Looking at the patterns of behaviour we may still be acting out in our present life can also be helpful. Some of these patterns may include trying to deal with unwarranted feelings of guilt by always trying extra hard to be a ‘good’, ‘helpful’ or ‘worthwhile’ person (or the opposite, driving people away by being angry, unreliable or untrustworthy); being attracted to people who will hurt us, or failing to notice or communicate our feelings because we believe no-one wants to hear about them anyway.
Counselling can help us identify any of these kinds of patterns that are making us unhappy. It can also help us look at how we unwittingly keep them going and how we can go about changing them.
Q. What about Trauma Approaches?
A. These are very helpful in looking at specific incidents or types of incident that may be causing symptoms such as flash-backs, nightmares, hyper-vigilance or phobias. A couple of common approaches to trauma are EMDR (Eye Movement Desensitization and Reprocessing) and TIR (Traumatic Incident Reduction). When we’re very frightened, the fear affects the way we store memories of the frightening event and the decisions we make about ourselves at the time. Both TIR and EMDR work by freeing up and releasing traumatic memories so that we can gain a clearer picture and understanding of what actually happened and what impact it really had on us.
Q. I think I may have been abused but I can’t remember. Would hypnotherapy help?
A. Hypnotherapy can sometimes help us to remember and piece together relevant information from the past. However, it isn’t generally a good idea to use hypnotherapy to look for evidence of abuse that you can’t remember. This is because if there are very strong emotions, people under hypnosis can sometimes create images and stories that make sense of the emotions and they may not necessarily be true or accurate. This is why there has been a lot of controversy surrounding hypnotherapy and ‘false memory syndrome’.

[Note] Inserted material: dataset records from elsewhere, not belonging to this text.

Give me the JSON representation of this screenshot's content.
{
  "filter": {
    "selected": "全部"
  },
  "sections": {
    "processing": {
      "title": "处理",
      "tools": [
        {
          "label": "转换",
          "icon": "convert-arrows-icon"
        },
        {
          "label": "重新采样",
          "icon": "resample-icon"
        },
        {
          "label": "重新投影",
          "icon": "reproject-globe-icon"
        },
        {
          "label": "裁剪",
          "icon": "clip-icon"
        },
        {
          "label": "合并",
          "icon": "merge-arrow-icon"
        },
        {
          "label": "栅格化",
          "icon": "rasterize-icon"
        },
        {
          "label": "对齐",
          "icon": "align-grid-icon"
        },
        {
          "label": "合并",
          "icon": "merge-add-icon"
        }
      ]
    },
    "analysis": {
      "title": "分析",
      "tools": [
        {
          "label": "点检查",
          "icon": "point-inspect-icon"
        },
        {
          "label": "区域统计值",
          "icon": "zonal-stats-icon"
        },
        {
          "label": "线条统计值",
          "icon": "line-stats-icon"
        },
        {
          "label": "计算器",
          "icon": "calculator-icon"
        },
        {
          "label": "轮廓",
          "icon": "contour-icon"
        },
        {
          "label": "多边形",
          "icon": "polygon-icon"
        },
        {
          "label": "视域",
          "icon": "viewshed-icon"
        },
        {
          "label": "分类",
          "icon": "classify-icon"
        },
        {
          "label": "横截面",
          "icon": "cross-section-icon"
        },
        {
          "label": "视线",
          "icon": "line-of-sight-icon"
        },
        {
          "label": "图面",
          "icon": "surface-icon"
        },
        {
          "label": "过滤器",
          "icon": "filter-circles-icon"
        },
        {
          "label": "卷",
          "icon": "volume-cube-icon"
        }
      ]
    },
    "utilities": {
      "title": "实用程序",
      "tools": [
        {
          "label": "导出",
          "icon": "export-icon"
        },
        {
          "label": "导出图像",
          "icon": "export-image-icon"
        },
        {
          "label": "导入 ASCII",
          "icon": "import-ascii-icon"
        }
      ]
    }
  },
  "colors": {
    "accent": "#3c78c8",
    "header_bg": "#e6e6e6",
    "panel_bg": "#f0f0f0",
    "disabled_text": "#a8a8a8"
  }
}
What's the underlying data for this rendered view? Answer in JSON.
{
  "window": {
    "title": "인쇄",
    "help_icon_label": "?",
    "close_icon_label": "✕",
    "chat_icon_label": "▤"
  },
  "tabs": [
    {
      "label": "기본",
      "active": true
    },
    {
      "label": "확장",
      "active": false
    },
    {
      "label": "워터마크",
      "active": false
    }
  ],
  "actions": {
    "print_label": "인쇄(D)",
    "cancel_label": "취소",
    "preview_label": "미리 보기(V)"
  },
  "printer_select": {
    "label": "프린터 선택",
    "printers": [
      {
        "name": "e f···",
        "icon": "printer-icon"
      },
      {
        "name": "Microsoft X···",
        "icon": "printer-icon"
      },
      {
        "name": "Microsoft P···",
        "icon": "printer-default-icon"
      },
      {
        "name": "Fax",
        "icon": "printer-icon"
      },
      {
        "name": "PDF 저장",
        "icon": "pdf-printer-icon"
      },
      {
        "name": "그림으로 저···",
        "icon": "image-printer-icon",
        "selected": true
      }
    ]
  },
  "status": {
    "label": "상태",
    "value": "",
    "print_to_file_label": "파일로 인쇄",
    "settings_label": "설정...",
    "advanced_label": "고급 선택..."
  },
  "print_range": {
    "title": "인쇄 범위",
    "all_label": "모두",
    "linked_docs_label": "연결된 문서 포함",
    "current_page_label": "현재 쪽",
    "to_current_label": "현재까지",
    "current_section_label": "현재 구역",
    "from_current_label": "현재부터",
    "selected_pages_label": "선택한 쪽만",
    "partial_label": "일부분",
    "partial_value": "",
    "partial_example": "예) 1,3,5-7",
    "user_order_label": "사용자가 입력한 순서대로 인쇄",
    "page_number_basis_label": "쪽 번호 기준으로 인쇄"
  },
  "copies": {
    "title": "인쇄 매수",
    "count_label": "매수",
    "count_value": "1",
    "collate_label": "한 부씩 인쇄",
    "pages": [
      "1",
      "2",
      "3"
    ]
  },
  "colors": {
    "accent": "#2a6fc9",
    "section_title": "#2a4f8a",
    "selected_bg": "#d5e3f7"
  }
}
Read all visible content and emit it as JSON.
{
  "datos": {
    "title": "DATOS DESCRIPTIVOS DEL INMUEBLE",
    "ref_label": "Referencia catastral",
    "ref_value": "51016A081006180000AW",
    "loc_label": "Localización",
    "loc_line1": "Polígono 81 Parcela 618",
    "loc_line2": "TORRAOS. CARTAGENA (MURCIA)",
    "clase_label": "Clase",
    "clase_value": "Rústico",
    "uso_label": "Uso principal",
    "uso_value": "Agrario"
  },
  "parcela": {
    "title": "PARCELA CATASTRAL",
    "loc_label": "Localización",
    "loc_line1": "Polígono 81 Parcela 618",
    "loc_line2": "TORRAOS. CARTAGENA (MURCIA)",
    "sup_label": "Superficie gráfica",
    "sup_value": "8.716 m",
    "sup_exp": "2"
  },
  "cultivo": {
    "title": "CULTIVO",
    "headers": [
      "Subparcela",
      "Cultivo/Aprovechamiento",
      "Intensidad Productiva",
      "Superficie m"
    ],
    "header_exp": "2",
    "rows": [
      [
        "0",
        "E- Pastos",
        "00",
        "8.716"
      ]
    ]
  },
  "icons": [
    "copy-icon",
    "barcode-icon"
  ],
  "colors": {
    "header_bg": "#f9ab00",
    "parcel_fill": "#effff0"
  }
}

However hypnotherapy can be very helpful in other ways for people recovering from abuse. It is highly effective, for instance in soothing anxiety states, helping with sleep, and counteracting negative self-talk in depression. It can build self confidence and self esteem. It can also be very helpful in dealing with fears and phobias; and in overcoming addictions for instance to alcohol, drugs, food, gambling, or sex that some abuse survivors develop in their desire to soothe or comfort themselves or to get temporary relief from depression or anxiety.

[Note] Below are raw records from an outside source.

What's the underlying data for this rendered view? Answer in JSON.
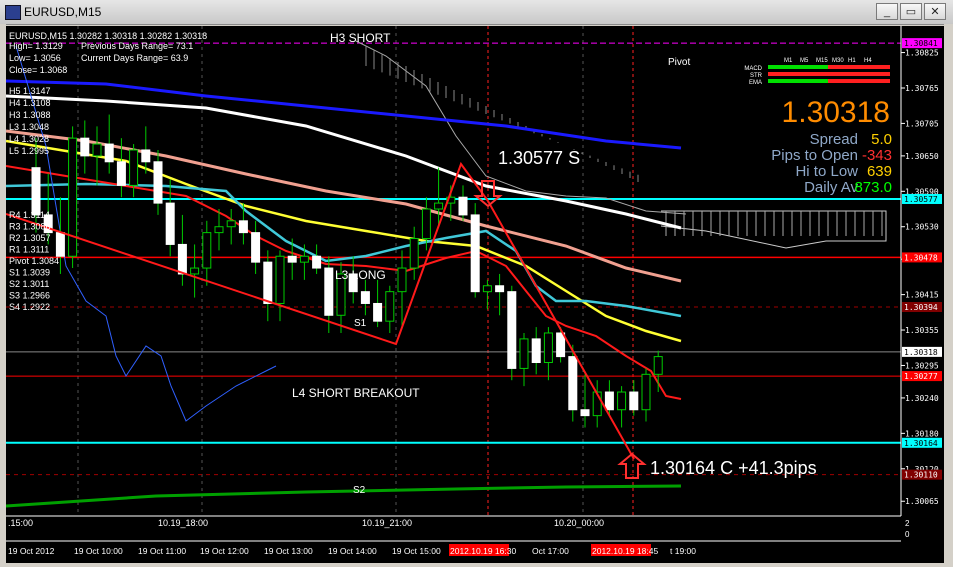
{
  "window": {
    "title": "EURUSD,M15",
    "minimize_label": "_",
    "restore_label": "▭",
    "close_label": "✕"
  },
  "info": {
    "header": "EURUSD,M15  1.30282 1.30318 1.30282 1.30318",
    "high": "High= 1.3129",
    "prev_range": "Previous Days Range= 73.1",
    "low": "Low= 1.3056",
    "curr_range": "Current Days Range= 63.9",
    "close": "Close= 1.3068"
  },
  "levels_list": [
    "H5 1.3147",
    "H4 1.3108",
    "H3 1.3088",
    "L3 1.3048",
    "L4 1.3028",
    "L5 1.2995"
  ],
  "pivots_list": [
    "R4 1.3114",
    "R3 1.3086",
    "R2 1.3057",
    "R1 1.3111",
    "Pivot 1.3084",
    "S1 1.3039",
    "S2 1.3011",
    "S3 1.2966",
    "S4 1.2922"
  ],
  "labels": {
    "h3_short": "H3 SHORT",
    "pivot": "Pivot",
    "l3_long": "L3 LONG",
    "s1": "S1",
    "l4_short": "L4 SHORT BREAKOUT",
    "s2": "S2",
    "sell_note": "1.30577 S",
    "close_note": "1.30164 C +41.3pips"
  },
  "stats": {
    "price": "1.30318",
    "spread_label": "Spread",
    "spread_value": "5.0",
    "pips_label": "Pips to Open",
    "pips_value": "-343",
    "hilo_label": "Hi to Low",
    "hilo_value": "639",
    "daily_label": "Daily Av",
    "daily_value": "873.0"
  },
  "mini_table": {
    "columns": [
      "M1",
      "M5",
      "M15",
      "M30",
      "H1",
      "H4"
    ],
    "rows": [
      "MACD",
      "STR",
      "EMA"
    ]
  },
  "price_axis": {
    "ticks": [
      "1.30825",
      "1.30765",
      "1.30705",
      "1.30650",
      "1.30590",
      "1.30530",
      "1.30475",
      "1.30415",
      "1.30355",
      "1.30295",
      "1.30240",
      "1.30180",
      "1.30120",
      "1.30065"
    ],
    "tags": [
      {
        "text": "1.30841",
        "bg": "#ff00ff",
        "fg": "#000000"
      },
      {
        "text": "1.30577",
        "bg": "#00ffff",
        "fg": "#000000"
      },
      {
        "text": "1.30478",
        "bg": "#ff0000",
        "fg": "#ffffff"
      },
      {
        "text": "1.30394",
        "bg": "#800000",
        "fg": "#ffffff"
      },
      {
        "text": "1.30318",
        "bg": "#ffffff",
        "fg": "#000000"
      },
      {
        "text": "1.30277",
        "bg": "#ff0000",
        "fg": "#ffffff"
      },
      {
        "text": "1.30164",
        "bg": "#00ffff",
        "fg": "#000000"
      },
      {
        "text": "1.30110",
        "bg": "#800000",
        "fg": "#ffffff"
      }
    ]
  },
  "inner_time_labels": [
    ".15:00",
    "10.19_18:00",
    "10.19_21:00",
    "10.20_00:00"
  ],
  "time_axis": [
    "19 Oct 2012",
    "19 Oct 10:00",
    "19 Oct 11:00",
    "19 Oct 12:00",
    "19 Oct 13:00",
    "19 Oct 14:00",
    "19 Oct 15:00",
    "2012.10.19 16:30",
    "Oct 17:00",
    "2012.10.19 18:45",
    "t 19:00"
  ],
  "subwindow_scale": [
    "2",
    "0"
  ],
  "colors": {
    "bg": "#000000",
    "grid": "#4a4a4a",
    "bull": "#00cc00",
    "bear": "#ffffff",
    "accent": "#ff8c00"
  },
  "chart_data": {
    "type": "candlestick",
    "symbol": "EURUSD",
    "timeframe": "M15",
    "ylim": [
      1.3004,
      1.3087
    ],
    "ohlc": [
      [
        1.3063,
        1.3068,
        1.3052,
        1.3055
      ],
      [
        1.3055,
        1.3062,
        1.305,
        1.3052
      ],
      [
        1.3052,
        1.3058,
        1.3045,
        1.3048
      ],
      [
        1.3048,
        1.307,
        1.3046,
        1.3068
      ],
      [
        1.3068,
        1.3071,
        1.3062,
        1.3065
      ],
      [
        1.3065,
        1.307,
        1.306,
        1.3067
      ],
      [
        1.3067,
        1.3072,
        1.3062,
        1.3064
      ],
      [
        1.3064,
        1.3068,
        1.3058,
        1.306
      ],
      [
        1.306,
        1.3067,
        1.3058,
        1.3066
      ],
      [
        1.3066,
        1.307,
        1.3062,
        1.3064
      ],
      [
        1.3064,
        1.3066,
        1.3055,
        1.3057
      ],
      [
        1.3057,
        1.3061,
        1.3048,
        1.305
      ],
      [
        1.305,
        1.3055,
        1.3043,
        1.3045
      ],
      [
        1.3045,
        1.305,
        1.3041,
        1.3046
      ],
      [
        1.3046,
        1.3054,
        1.3043,
        1.3052
      ],
      [
        1.3052,
        1.3056,
        1.3049,
        1.3053
      ],
      [
        1.3053,
        1.3056,
        1.305,
        1.3054
      ],
      [
        1.3054,
        1.3057,
        1.305,
        1.3052
      ],
      [
        1.3052,
        1.3054,
        1.3045,
        1.3047
      ],
      [
        1.3047,
        1.3049,
        1.3037,
        1.304
      ],
      [
        1.304,
        1.3049,
        1.3037,
        1.3048
      ],
      [
        1.3048,
        1.3051,
        1.3044,
        1.3047
      ],
      [
        1.3047,
        1.305,
        1.3044,
        1.3048
      ],
      [
        1.3048,
        1.305,
        1.3045,
        1.3046
      ],
      [
        1.3046,
        1.3048,
        1.3035,
        1.3038
      ],
      [
        1.3038,
        1.3047,
        1.3035,
        1.3045
      ],
      [
        1.3045,
        1.3048,
        1.304,
        1.3042
      ],
      [
        1.3042,
        1.3044,
        1.3038,
        1.304
      ],
      [
        1.304,
        1.3044,
        1.3036,
        1.3037
      ],
      [
        1.3037,
        1.3043,
        1.3035,
        1.3042
      ],
      [
        1.3042,
        1.3049,
        1.3036,
        1.3046
      ],
      [
        1.3046,
        1.3053,
        1.3044,
        1.3051
      ],
      [
        1.3051,
        1.3058,
        1.3049,
        1.3056
      ],
      [
        1.3056,
        1.3063,
        1.3053,
        1.3057
      ],
      [
        1.3057,
        1.306,
        1.3054,
        1.3058
      ],
      [
        1.3058,
        1.306,
        1.3054,
        1.3055
      ],
      [
        1.3055,
        1.3057,
        1.3041,
        1.3042
      ],
      [
        1.3042,
        1.3044,
        1.3039,
        1.3043
      ],
      [
        1.3043,
        1.3045,
        1.3038,
        1.3042
      ],
      [
        1.3042,
        1.3043,
        1.3027,
        1.3029
      ],
      [
        1.3029,
        1.3035,
        1.3026,
        1.3034
      ],
      [
        1.3034,
        1.3036,
        1.3028,
        1.303
      ],
      [
        1.303,
        1.3036,
        1.3027,
        1.3035
      ],
      [
        1.3035,
        1.3036,
        1.303,
        1.3031
      ],
      [
        1.3031,
        1.3033,
        1.302,
        1.3022
      ],
      [
        1.3022,
        1.3028,
        1.3019,
        1.3021
      ],
      [
        1.3021,
        1.3027,
        1.3019,
        1.3025
      ],
      [
        1.3025,
        1.3027,
        1.3021,
        1.3022
      ],
      [
        1.3022,
        1.3026,
        1.3019,
        1.3025
      ],
      [
        1.3025,
        1.3027,
        1.3021,
        1.3022
      ],
      [
        1.3022,
        1.3029,
        1.302,
        1.3028
      ],
      [
        1.3028,
        1.3032,
        1.3025,
        1.3031
      ]
    ],
    "price_markers": [
      1.30841,
      1.30577,
      1.30478,
      1.30394,
      1.30318,
      1.30277,
      1.30164,
      1.3011
    ]
  }
}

Q. I’d like to read more and look at some ways of helping myself with this. What would you recommend?
A. There are some very good books that provide really good support and practical help for adults who suffered abuse as children.

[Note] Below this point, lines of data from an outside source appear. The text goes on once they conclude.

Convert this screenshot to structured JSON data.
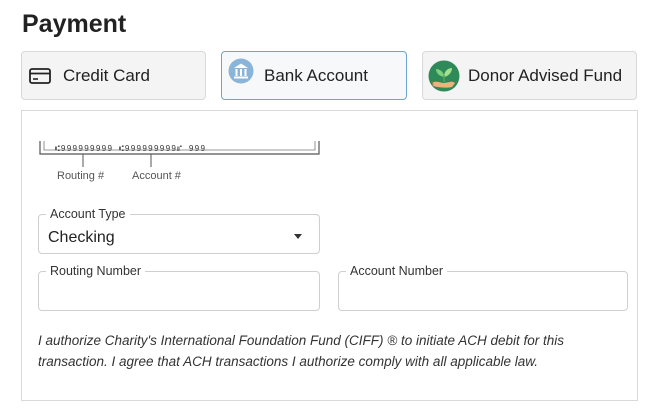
{
  "title": "Payment",
  "tabs": {
    "credit_card": {
      "label": "Credit Card",
      "icon": "credit-card-icon"
    },
    "bank_account": {
      "label": "Bank Account",
      "icon": "bank-icon",
      "active": true
    },
    "donor_advised_fund": {
      "label": "Donor Advised Fund",
      "icon": "plant-hand-icon"
    }
  },
  "check_illustration": {
    "micr_line": "⑆999999999 ⑆999999999⑈ 999",
    "routing_caption": "Routing #",
    "account_caption": "Account #"
  },
  "account_type": {
    "label": "Account Type",
    "value": "Checking"
  },
  "routing_number": {
    "label": "Routing Number",
    "value": ""
  },
  "account_number": {
    "label": "Account Number",
    "value": ""
  },
  "authorization_text": "I authorize Charity's International Foundation Fund (CIFF) ® to initiate ACH debit for this transaction. I agree that ACH transactions I authorize comply with all applicable law.",
  "colors": {
    "active_tab_border": "#6fa6cf",
    "bank_icon_bg": "#8ab4d8",
    "daf_icon_bg": "#2f8a5a"
  }
}
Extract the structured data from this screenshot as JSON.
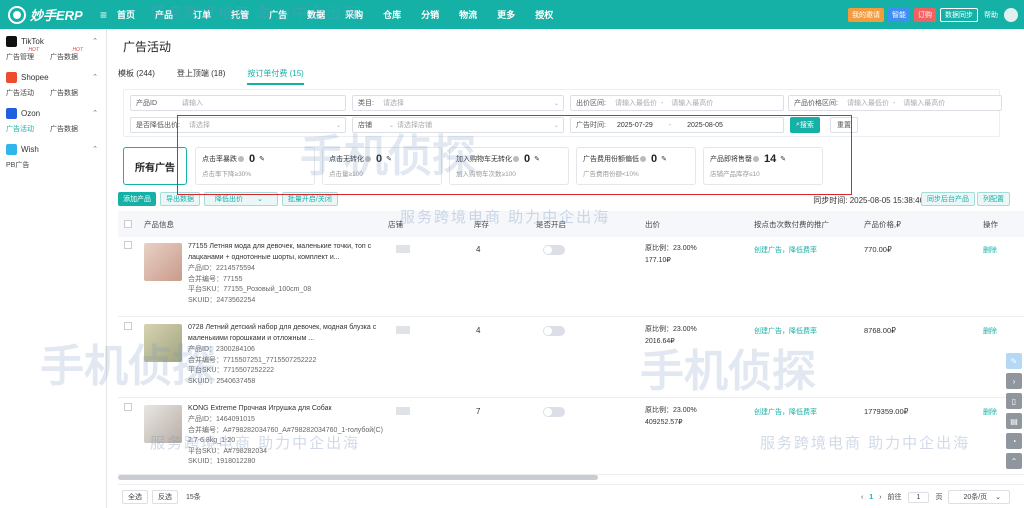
{
  "header": {
    "logo_text": "妙手ERP",
    "nav": [
      "首页",
      "产品",
      "订单",
      "托管",
      "广告",
      "数据",
      "采购",
      "仓库",
      "分销",
      "物流",
      "更多",
      "授权"
    ],
    "buttons": {
      "invite": "我的邀请",
      "smart": "智能",
      "order": "订购",
      "sync": "数据同步"
    },
    "help": "帮助"
  },
  "sidebar": {
    "platforms": [
      {
        "name": "TikTok",
        "color": "#111111",
        "subs": [
          "广告管理",
          "广告数据"
        ]
      },
      {
        "name": "Shopee",
        "color": "#ee4d2d",
        "subs": [
          "广告活动",
          "广告数据"
        ]
      },
      {
        "name": "Ozon",
        "color": "#1f5fe0",
        "subs": [
          "广告活动",
          "广告数据"
        ]
      },
      {
        "name": "Wish",
        "color": "#2fb7ec",
        "subs": [
          "PB广告"
        ]
      }
    ],
    "hot": "HOT"
  },
  "page": {
    "title": "广告活动"
  },
  "tabs": [
    "模板 (244)",
    "登上顶端 (18)",
    "按订单付费 (15)"
  ],
  "filters": {
    "product_id": {
      "label": "产品ID",
      "placeholder": "请输入"
    },
    "category": {
      "label": "类目:",
      "placeholder": "请选择"
    },
    "sale_range": {
      "label": "出价区间:",
      "ph_min": "请输入最低价",
      "sep": "-",
      "ph_max": "请输入最高价"
    },
    "price_range": {
      "label": "产品价格区间:",
      "ph_min": "请输入最低价",
      "sep": "-",
      "ph_max": "请输入最高价"
    },
    "lower_bid": {
      "label": "是否降低出价:",
      "placeholder": "请选择"
    },
    "store": {
      "label": "店铺",
      "placeholder": "请选择店铺"
    },
    "time": {
      "label": "广告时间:",
      "start": "2025-07-29",
      "sep": "-",
      "end": "2025-08-05"
    },
    "search": "搜索",
    "reset": "重置"
  },
  "all_ads": "所有广告",
  "cards": [
    {
      "title": "点击率暴跌",
      "value": "0",
      "sub": "点击率下降≥30%"
    },
    {
      "title": "点击无转化",
      "value": "0",
      "sub": "点击量≥100"
    },
    {
      "title": "加入购物车无转化",
      "value": "0",
      "sub": "加入购物车次数≥100"
    },
    {
      "title": "广告费用份额偏低",
      "value": "0",
      "sub": "广告费用份额<10%"
    },
    {
      "title": "产品即将售罄",
      "value": "14",
      "sub": "店铺产品库存≤10"
    }
  ],
  "toolbar": {
    "add": "添加产品",
    "export": "导出数据",
    "lower": "降低出价",
    "batch": "批量开启/关闭",
    "sync_time_label": "同步时间:",
    "sync_time": "2025-08-05 15:38:46",
    "sync_btn": "同步后台产品",
    "col_config": "列配置"
  },
  "columns": [
    "产品信息",
    "店铺",
    "库存",
    "是否开启",
    "出价",
    "按点击次数付费的推广",
    "产品价格,₽",
    "操作"
  ],
  "rows": [
    {
      "name": "77155 Летняя мода для девочек, маленькие точки, топ с лацканами + однотонные шорты, комплект и...",
      "pid": "产品ID：2214575594",
      "merge": "合并编号：77155",
      "sku": "平台SKU：77155_Розовый_100cm_08",
      "skuid": "SKUID：2473562254",
      "stock": "4",
      "ratio": "原比例：23.00%",
      "bid": "177.10₽",
      "link": "创建广告，降低费率",
      "price": "770.00₽",
      "op": "删除",
      "thumb": "#d9b6a8"
    },
    {
      "name": "0728 Летний детский набор для девочек, модная блузка с маленькими горошками и отложным ...",
      "pid": "产品ID：2300284106",
      "merge": "合并编号：7715507251_7715507252222",
      "sku": "平台SKU：7715507252222",
      "skuid": "SKUID：2540637458",
      "stock": "4",
      "ratio": "原比例：23.00%",
      "bid": "2016.64₽",
      "link": "创建广告，降低费率",
      "price": "8768.00₽",
      "op": "删除",
      "thumb": "#b8b89a"
    },
    {
      "name": "KONG Extreme Прочная Игрушка для Собак",
      "pid": "产品ID：1464091015",
      "merge": "合并编号：A#798282034760_A#798282034760_1-голубой(C) 2.7-6.8kg_1-20",
      "sku": "平台SKU：A#798282034",
      "skuid": "SKUID：1918012280",
      "stock": "7",
      "ratio": "原比例：23.00%",
      "bid": "409252.57₽",
      "link": "创建广告，降低费率",
      "price": "1779359.00₽",
      "op": "删除",
      "thumb": "#cfcac4"
    }
  ],
  "footer": {
    "all": "全选",
    "invert": "反选",
    "count": "15条",
    "page": "1",
    "goto": "前往",
    "page_input": "1",
    "page_unit": "页",
    "per_page": "20条/页"
  },
  "watermark": {
    "slogan": "服务跨境电商 助力中企出海",
    "brand": "手机侦探"
  }
}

Some titles that have been popular with my clients include:
‘The Courage to Heal’ by Ellen Bass & Laura Davis. This is a guide for women survivors of childhood sexual abuse (includes a section for supporters for survivors).
‘Victims No Longer’ by Mike Lew. A guide for men recovering from sexual child abuse.
‘Reclaiming the Heart’ by Mary Beth McClure A handbook of help and hope for survivors of incest
‘Out in the Open’ by Ouainé Bain and Maureen Sanders. A guide for young people who have been sexually abused.